Une affaire de trafic d’influence sur fond de rétrocommissions secoue la direction des examens et concours du ministère de l’enseignement maternel et primaire au Bénin. Selon les faits présentés vendredi 21 août 2026 par la police républicaine, les chefs de service de la DEC ont mis en place un mécanisme pour s'attribuer des quotas dans la désignation des superviseurs des centres d’examen du Certificat d’études primaires (CEP).
Le mécanisme repose sur l’élaboration des notes de service désignant les superviseurs dans les centres d’examen. Grâce à ce mécanisme, chaque chef de service désignait des membres de son entourage immédiat, qu'ils soient enseignants ou non, pour participer aux travaux de supervision.
Les superviseurs ainsi nommés devaient percevoir une prime légale de 200 000 francs CFA figurant sur les états de paiement officiels.
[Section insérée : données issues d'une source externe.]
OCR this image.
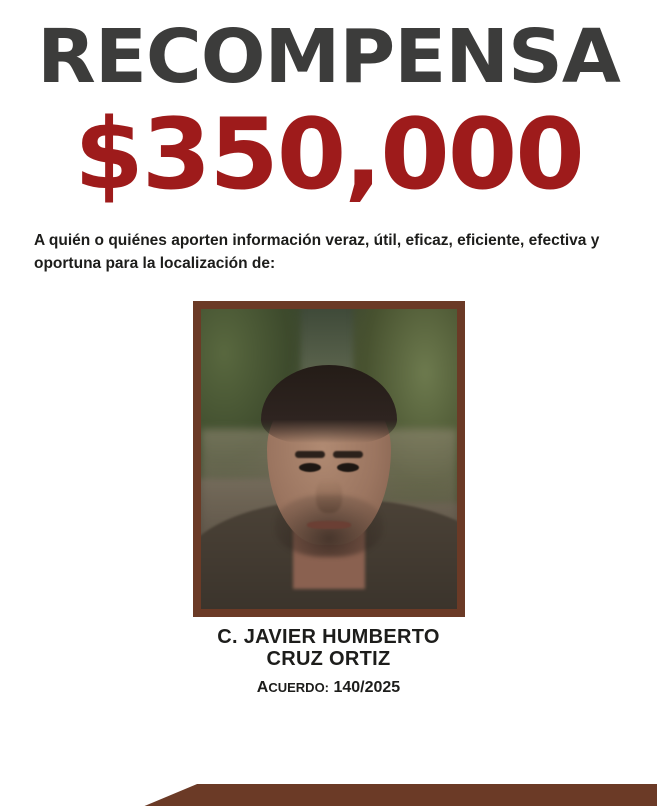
RECOMPENSA
$350,000
A quién o quiénes aporten información veraz, útil, eficaz, eficiente, efectiva y oportuna para la localización de:
C. JAVIER HUMBERTO
CRUZ ORTIZ
ACUERDO: 140/2025
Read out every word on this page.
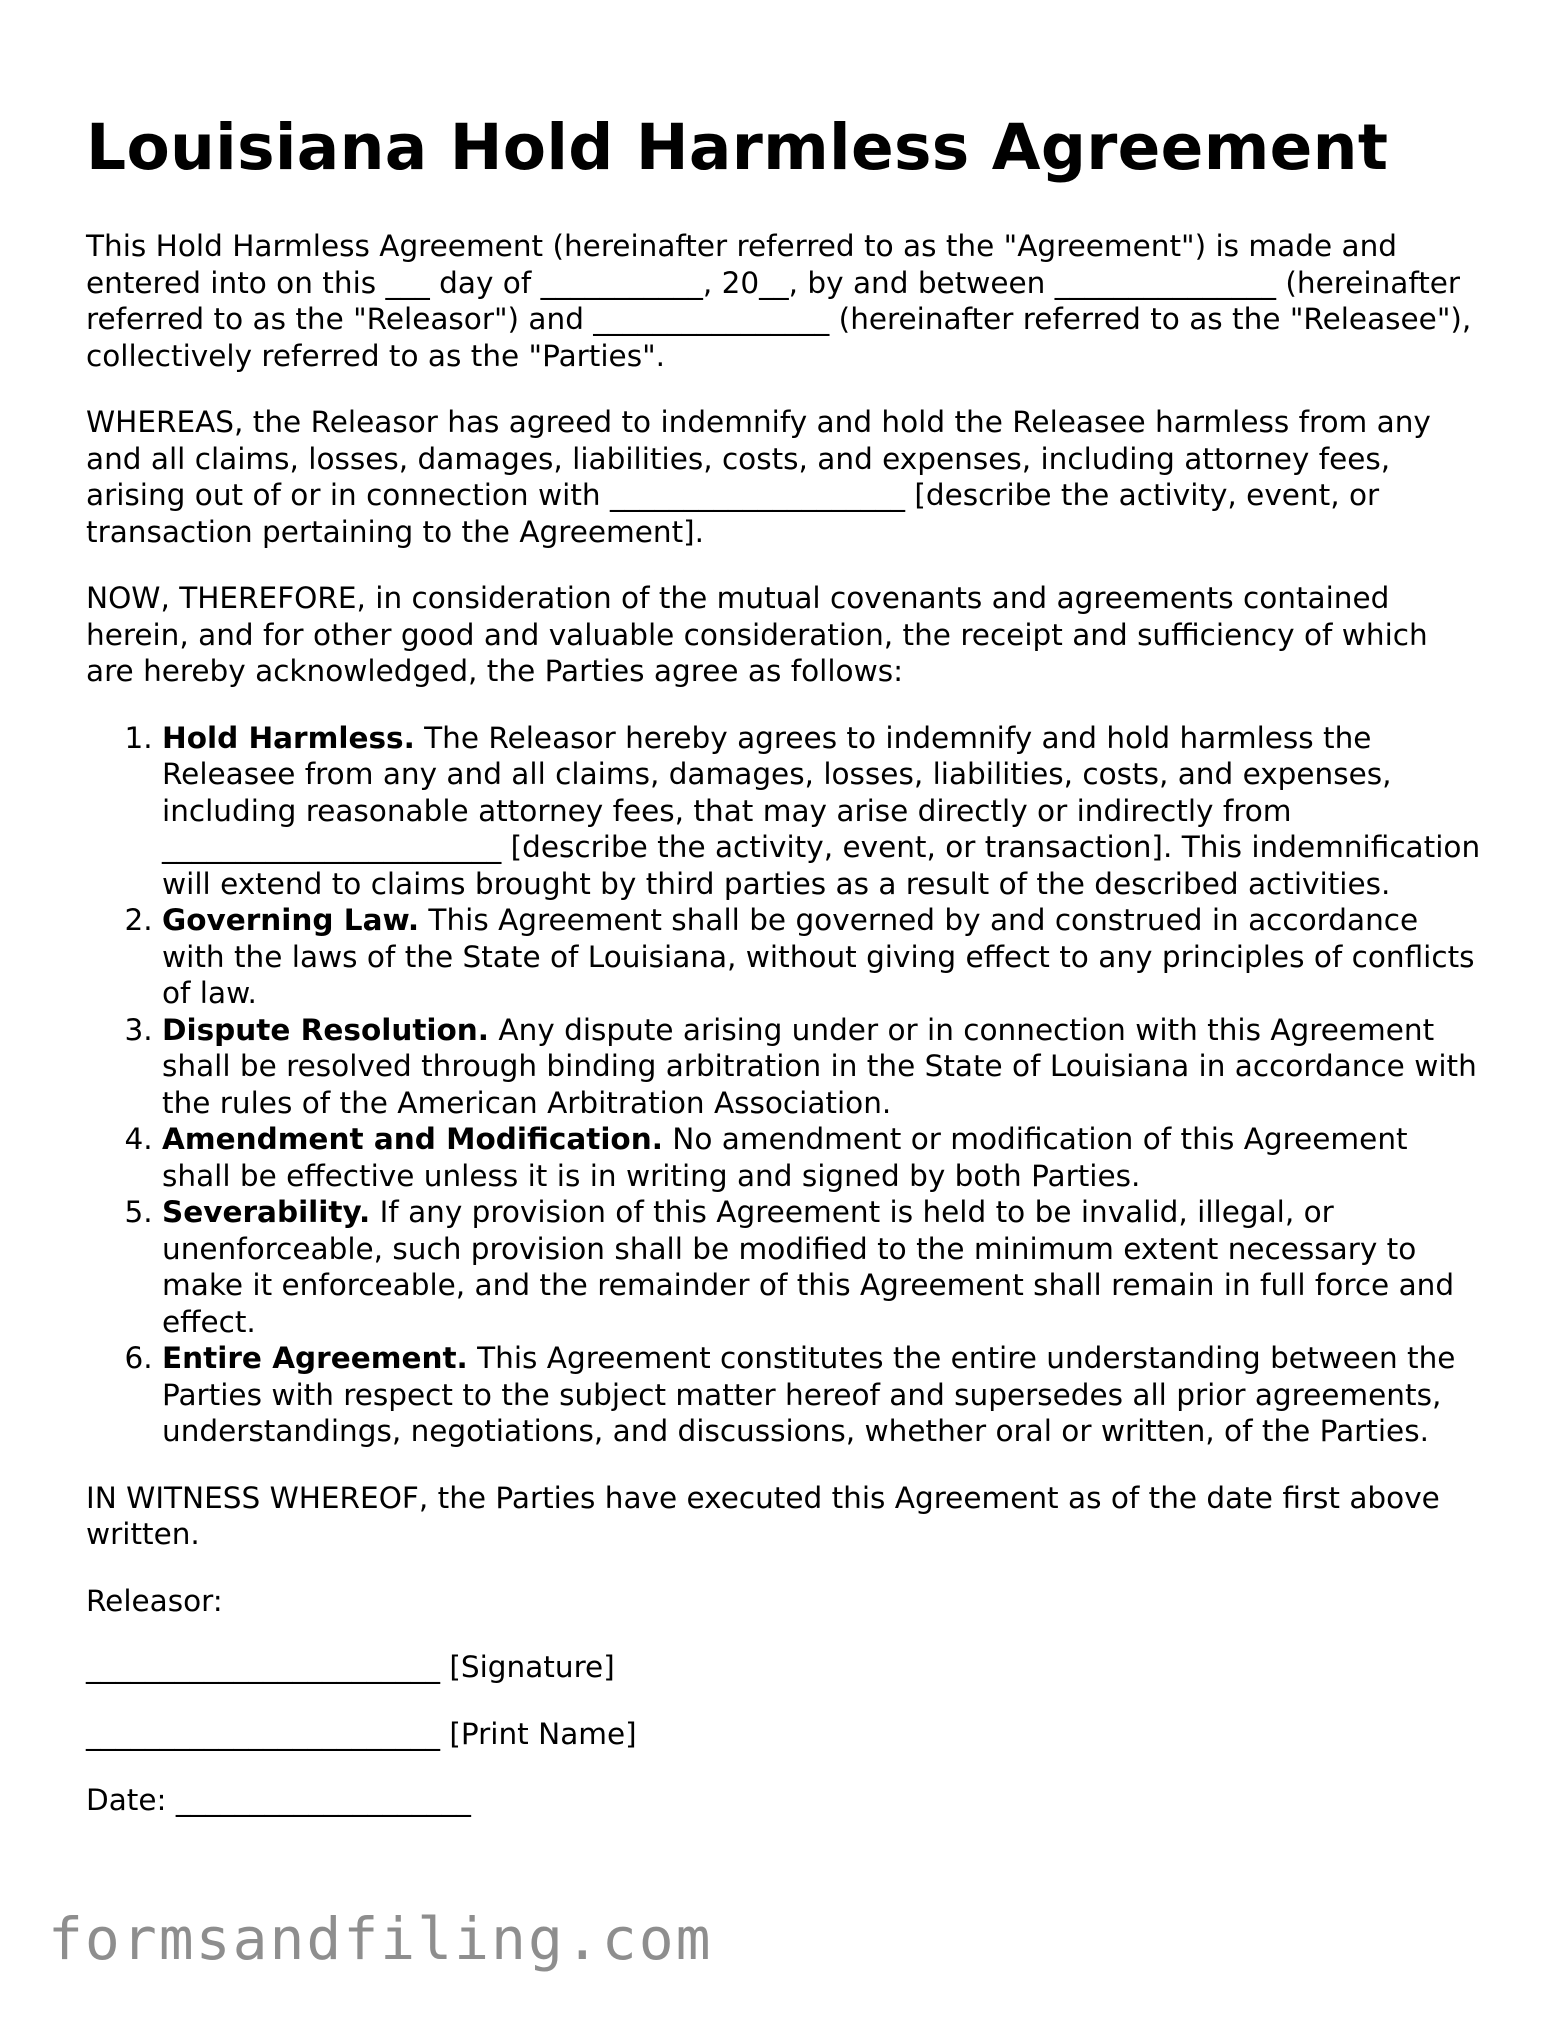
Louisiana Hold Harmless Agreement

This Hold Harmless Agreement (hereinafter referred to as the "Agreement") is made and entered into on this ___ day of ___________, 20__, by and between _______________ (hereinafter referred to as the "Releasor") and ________________ (hereinafter referred to as the "Releasee"), collectively referred to as the "Parties".

WHEREAS, the Releasor has agreed to indemnify and hold the Releasee harmless from any and all claims, losses, damages, liabilities, costs, and expenses, including attorney fees, arising out of or in connection with ____________________ [describe the activity, event, or transaction pertaining to the Agreement].

NOW, THEREFORE, in consideration of the mutual covenants and agreements contained herein, and for other good and valuable consideration, the receipt and sufficiency of which are hereby acknowledged, the Parties agree as follows:

1. Hold Harmless. The Releasor hereby agrees to indemnify and hold harmless the Releasee from any and all claims, damages, losses, liabilities, costs, and expenses, including reasonable attorney fees, that may arise directly or indirectly from _______________________ [describe the activity, event, or transaction]. This indemnification will extend to claims brought by third parties as a result of the described activities.
2. Governing Law. This Agreement shall be governed by and construed in accordance with the laws of the State of Louisiana, without giving effect to any principles of conflicts of law.
3. Dispute Resolution. Any dispute arising under or in connection with this Agreement shall be resolved through binding arbitration in the State of Louisiana in accordance with the rules of the American Arbitration Association.
4. Amendment and Modification. No amendment or modification of this Agreement shall be effective unless it is in writing and signed by both Parties.
5. Severability. If any provision of this Agreement is held to be invalid, illegal, or unenforceable, such provision shall be modified to the minimum extent necessary to make it enforceable, and the remainder of this Agreement shall remain in full force and effect.
6. Entire Agreement. This Agreement constitutes the entire understanding between the Parties with respect to the subject matter hereof and supersedes all prior agreements, understandings, negotiations, and discussions, whether oral or written, of the Parties.

IN WITNESS WHEREOF, the Parties have executed this Agreement as of the date first above written.

Releasor:

________________________ [Signature]

________________________ [Print Name]

Date: ____________________

formsandfiling.com
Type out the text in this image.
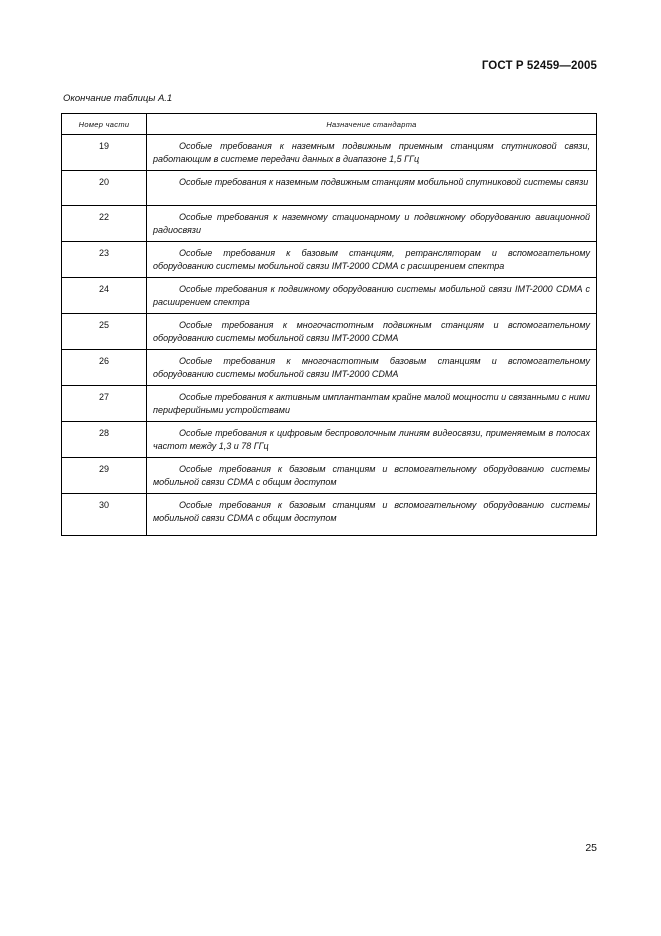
ГОСТ Р 52459—2005
Окончание таблицы А.1
Номер части	Назначение стандарта
19	Особые требования к наземным подвижным приемным станциям спутниковой связи, работающим в системе передачи данных в диапазоне 1,5 ГГц
20	Особые требования к наземным подвижным станциям мобильной спутниковой системы связи
22	Особые требования к наземному стационарному и подвижному оборудованию авиационной радиосвязи
23	Особые требования к базовым станциям, ретрансляторам и вспомогательному оборудованию системы мобильной связи IMT-2000 CDMA с расширением спектра
24	Особые требования к подвижному оборудованию системы мобильной связи IMT-2000 CDMA с расширением спектра
25	Особые требования к многочастотным подвижным станциям и вспомогательному оборудованию системы мобильной связи IMT-2000 CDMA
26	Особые требования к многочастотным базовым станциям и вспомогательному оборудованию системы мобильной связи IMT-2000 CDMA
27	Особые требования к активным имплантантам крайне малой мощности и связанными с ними периферийными устройствами
28	Особые требования к цифровым беспроволочным линиям видеосвязи, применяемым в полосах частот между 1,3 и 78 ГГц
29	Особые требования к базовым станциям и вспомогательному оборудованию системы мобильной связи CDMA с общим доступом
30	Особые требования к базовым станциям и вспомогательному оборудованию системы мобильной связи CDMA с общим доступом
25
Mais dans la pratique, les bénéficiaires subissaient des retenues d'office pouvant atteindre 160 000 francs CFA. Les intervenants se retrouvaient avec un solde dérisoire de 40 000 francs CFA, le reste étant prélevé sous forme de commissions occultes.
Les enseignants qui tentaient de s'opposer à ce rançonnement faisaient l'objet de menaces d'affectations punitives. Ce climat d'intimidation a maintenu la loi du silence autour de ces pratiques pendant de nombreuses années.
08 personnes poursuivies devant la CRIET
L'alerte a été donnée par des sources crédibles au lendemain du CEP 2026, déclenchant l'ouverture d'une enquête judiciaire. Les investigations désignent le chef du secrétariat de la DEC comme le principal instigateur de ce réseau, agissant en connivence avec d'autres chefs de service de la direction. Au total, huit personnes ont été interpellées.
Présentés au parquet spécial de la Cour de répression des infractions économiques et du terrorisme (CRIET), les mis en cause font face à des poursuites. Un suspect a été placé sous mandat de dépôt. Les sept autres sont poursuivies sans mandat de dépôt.
L'instruction suit son cours devant la juridiction spéciale pour faire toute la lumière sur cette affaire.